2016 was a strong year for Altria Group (NYSE: MO), with the stock jumping 20% to be among the best performers in the tobacco industry. Overall, the cigarette giant has done a good job of finding ways to maximize its profits, and there are reasons why bullish investors think that Altria could sustain its positive momentum in 2017. Yet Altria also faces challenges, and if it makes a misstep, then 2017 could easily become a nightmare year for the company. Let's take a look at what it would take to turn 2017 into Altria's worst year yet.
Image source: Altria Group.
Rising gasoline prices could hurt cigarette demand
Like its tobacco industry peers, Altria relies on sales of cigarettes and other tobacco products at gas stations and convenience stores for a substantial portion of its overall revenue. According to one executive, convenience stores drive 70% of volumes sold, with 160 million consumer transactions taking place there every day. That leaves the company exposed to changes in discretionary income among consumers, and customers' purchasing decisions are sensitive to what they have to pay at the pump and therefore how much they have left in their wallets after filling up.
That fact gave Altria a considerable boost in 2015 and 2016, as gasoline prices fell and remained low. As CEO Marty Barrington noted in early 2016, the combined impact of low unemployment, rising housing starts, and low gasoline prices helped improve adult tobacco consumer confidence. However, executives have noted that those tailwinds are waning as year-over-year comparisons become less favorable.
In recent months, the energy industry has recovered, and gas prices have started to rise. According to the latest figures from AAA, average national gas prices are currently at $2.36 per gallon, up $0.15 in just the past month and nearly $0.40 per gallon higher than where they were at this time last year. If that trend continues, it could reduce the amount of money customers have left to spend on cigarettes, spurring a reversal of some of Altria's growth in the past couple of years.
Competition could get fiercer
One major outstanding question that could affect Altria is whether rival Reynolds American (NYSE: RAI) ends up making a deal with minority-owner British American Tobacco (NYSEMKT: BTI) to do a full merger.
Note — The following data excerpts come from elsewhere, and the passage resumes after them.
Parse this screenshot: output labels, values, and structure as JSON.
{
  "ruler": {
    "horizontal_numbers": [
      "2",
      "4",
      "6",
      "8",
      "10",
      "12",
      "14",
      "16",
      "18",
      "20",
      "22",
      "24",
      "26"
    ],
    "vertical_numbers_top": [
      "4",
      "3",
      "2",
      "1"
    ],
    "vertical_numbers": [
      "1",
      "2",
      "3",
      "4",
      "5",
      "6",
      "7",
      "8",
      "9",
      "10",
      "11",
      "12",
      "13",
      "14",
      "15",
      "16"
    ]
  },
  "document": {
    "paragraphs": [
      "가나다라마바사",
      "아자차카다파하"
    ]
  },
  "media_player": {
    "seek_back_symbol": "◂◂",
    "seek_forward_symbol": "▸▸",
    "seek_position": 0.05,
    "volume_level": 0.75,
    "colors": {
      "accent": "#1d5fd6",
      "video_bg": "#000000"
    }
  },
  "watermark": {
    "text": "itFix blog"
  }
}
British American made an attempt to buy the remainder of Reynolds American late last year, but Reynolds didn't accept BAT's initial offer. Thus far, the two companies haven't reached any further agreement, yet some believe a deal is inevitable.
If Reynolds and British American combine, it could create more competition in the U.S. market. In particular, BAT argued that a merger would give the combined company not only a leading position in the U.S. tobacco market but also dramatically improved research and development capabilities that could spur further product development. In particular, with next-generation products like e-cigarettes starting to gain traction across the globe, Reynolds and BAT could work together to pose a bigger threat to Altria and its Nu Mark e-cigarette line. Altria has resources of its own to rely on, yet a stronger Reynolds would still make Altria's job that much harder.
Strapped state governments could turn to higher cigarette taxes
Finally, Altria investors will have to watch the political environment very closely in 2017 to see how things shape up. The federal government appears unlikely to make any changes to cigarette and tobacco taxes in the immediate future, but state governments will face more challenges in order to make their budgets work. Cigarette taxes have been a popular go-to revenue source for many states in the past, with the most recent example being California and its $2 per pack tobacco tax hike that voters approved in November.
Interestingly, low gasoline prices could be one reason why Altria and other tobacco companies might eventually face higher taxes. Revenue from gasoline taxes in some states is tied to the price at the pump, and low gas prices have strained some budgets. Meanwhile, the need for road and infrastructure spending has grown. With the state of Indiana already looking at a possible cigarette tax increase, Altria will have to work hard to fight it and other proposals as they come up.
Altria did well in 2016, but some aren't as certain about whether it can keep up its strong performance in 2017. If these things go wrong, then 2017 could be one of the toughest years ever for the cigarette giant.